Thanks Mr President, but you’re wrong about FDA, says rare disease group
President Trump used his first speech to Congress on Tuesday to herald a “renewal of the American spirit” and condemned racism and violence, striking a new more optimistic tone after a tumultuous and divisive first month in the White House.
Included in his speech’s wide-ranging agenda was a promise to speed up the FDA approval process, which Trump said was “slow and burdensome” – and which he claimed was keeping life-saving advances from US patients.
The speech coincided with worldwide Rare Disease Day, and he used the example of one rare disease patient, Megan Crowley, who was in the audience as an example of how new treatments could save lives.
Megan and her brother were diagnosed with Pompe disease as infants in the late 1990s, and were given just years to live. Their father John Crowley, frustrated by a lack of treatments for the disease, set about finding one himself, and personally led the research to develop the first Pompe disease drug, Myozyme. The drug was eventually launched by Genzyme after it acquired the biotech Novazyme, and was a pioneering rare disease treatment.
Trump used this example to call for a faster, leaner FDA process:
“If we slash the restraints, not just at the FDA but across our Government, then we will be blessed with far more miracles like Megan,” he said.
However commentators have been quick to question Trump’s claim that the FDA is holding back new breakthrough drugs – including former FDA commissioner David Kessler.
Most significantly, the National Organization for Rare Disorders (NORD), the influential US rare disease patient organization, politely but directly disagreed with the president – on almost every point.
While thanking the president for bringing attention to the issue, NORD said he was mistaken about the need for a radical cutting back of regulations.
“We agree that FDA review processes can be improved upon to expedite the development and review of orphan drugs. Yet we disagree with the President that restraints must be slashed, or that the approval process at the FDA is preventing advances from reaching those in need.”
NORD marshalled some convincing statistics to show that the FDA had reviewed rare disease drugs rapidly. It says that between 2008 and 2013, 87% of the 113 rare disease treatments reviewed by the FDA received an expedited review, compared to 35% of treatments for common diseases.
Meanwhile 78% of rare disease treatments were approved using one or more flexible development approaches (generally this means not demanding two adequate and well-controlled trials, or allowing novel endpoints).
NORD went on to stress that it believes the current safety and effectiveness standards for drugs and biologics are “crucial to ensuring individuals with rare diseases receive therapies that will positively impact their lives.”
It added: “Our patients deserve the same quality therapies as everyone else, and to weaken the standards will only threaten our population with unsafe, ineffective therapies.”
The most controversial FDA approval of 2016 was the green light for Sarepta’s Exondys 51, a treatment for Duchenne disease which hasn’t yet shown robust proof that it helps slow the disease.
The FDA approval included stipulations that the drug must eventually prove its clinical worth, but nevertheless, many observers felt the decision had been forced on FDA experts, thanks to pressure from patient groups eager to try any drug to halt the cruel progressive wasting disease.
NORD concluded by calling for three actions.
Firstly, it says the FDA must be allowed to hire and retain the experts needed to quickly and thoroughy review orphan drugs.The Center for Drug Evaluation and Research (CDER) has hundreds of unfilled positions, but President Trump has issued a freeze on recruitment across federal agencies.
Secondly, it called for the critical user fee agreements that help fund the FDA to be reauthorised in 2017.
Finally, it also calls for the Prescription Drug User Fee Act (PDUFA) and Medical Device User Fee Act (MDUFA) to be renewed, which also bring in funds and reforms to how the FDA operates.
All of these measures will require the president and Congress to agree on new funding for the FDA, something which remains in doubt. Federal budgets will come under extra pressure as Trump is calling for a massive increase in defense spending.

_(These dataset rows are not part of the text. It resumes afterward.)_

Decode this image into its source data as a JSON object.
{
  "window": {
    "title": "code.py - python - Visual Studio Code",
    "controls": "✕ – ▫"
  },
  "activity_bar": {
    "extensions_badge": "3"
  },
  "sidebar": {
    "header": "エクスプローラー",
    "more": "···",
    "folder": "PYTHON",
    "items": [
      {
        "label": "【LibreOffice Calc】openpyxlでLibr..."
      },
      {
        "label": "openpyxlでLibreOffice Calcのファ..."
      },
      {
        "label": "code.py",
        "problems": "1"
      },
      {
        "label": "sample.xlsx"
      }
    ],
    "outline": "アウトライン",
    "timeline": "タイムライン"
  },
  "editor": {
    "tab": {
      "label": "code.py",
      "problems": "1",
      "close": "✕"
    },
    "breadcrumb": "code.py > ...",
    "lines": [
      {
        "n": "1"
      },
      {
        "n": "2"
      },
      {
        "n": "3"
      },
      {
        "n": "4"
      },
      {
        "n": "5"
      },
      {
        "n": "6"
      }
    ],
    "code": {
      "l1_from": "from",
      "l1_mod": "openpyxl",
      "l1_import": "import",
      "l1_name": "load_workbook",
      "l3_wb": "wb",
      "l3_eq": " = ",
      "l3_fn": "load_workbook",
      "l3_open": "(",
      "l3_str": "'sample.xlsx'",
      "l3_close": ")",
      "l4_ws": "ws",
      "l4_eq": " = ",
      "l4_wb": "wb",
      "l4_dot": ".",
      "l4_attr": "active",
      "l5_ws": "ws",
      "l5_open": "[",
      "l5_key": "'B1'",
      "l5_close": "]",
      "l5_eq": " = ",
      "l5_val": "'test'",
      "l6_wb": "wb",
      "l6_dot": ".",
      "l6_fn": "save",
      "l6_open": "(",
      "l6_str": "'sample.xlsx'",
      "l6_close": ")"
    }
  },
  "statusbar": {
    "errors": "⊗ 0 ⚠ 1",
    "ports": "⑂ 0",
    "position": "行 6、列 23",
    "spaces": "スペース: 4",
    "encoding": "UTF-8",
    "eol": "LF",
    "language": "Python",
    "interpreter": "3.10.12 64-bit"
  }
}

NORD emphasised its appreciation of President Trump’s attention, and said it hoped to work with his administration to support the needs of its community, including the passage of these key user fee agreements.

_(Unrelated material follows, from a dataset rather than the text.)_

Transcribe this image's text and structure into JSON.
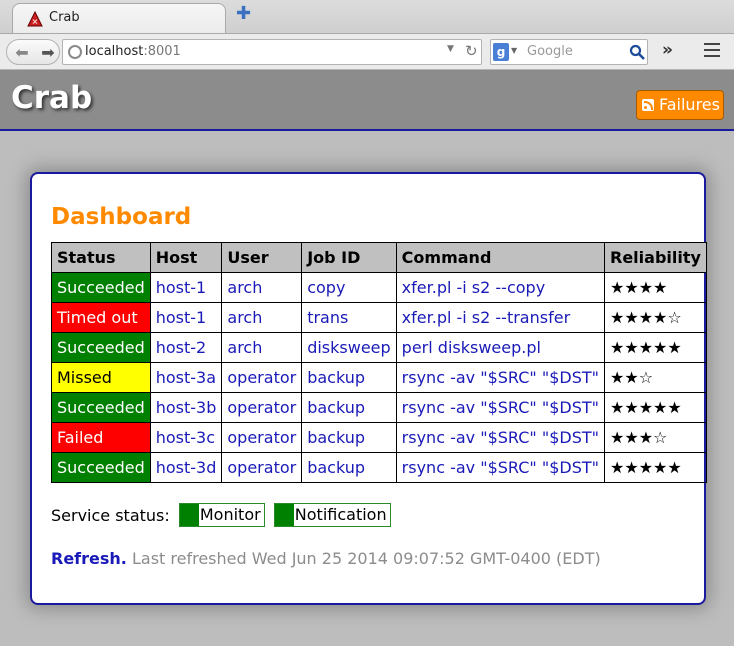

Its sentiments are broadly shared by pharma and biotech companies, who believe that the FDA’s high standards give everyone confidence in approved products, and allows the best products to prevail over inferior ones.
The president is also yet to declare his nomination for the post of FDA Commissioner. Among the many candidates, Scott Gottlieb is the out-and-out favourite in industry circles, and is believed to possess the best balance between experience and understanding of the FDA as well as willingness to try new approaches and cut unnecessary obstacles.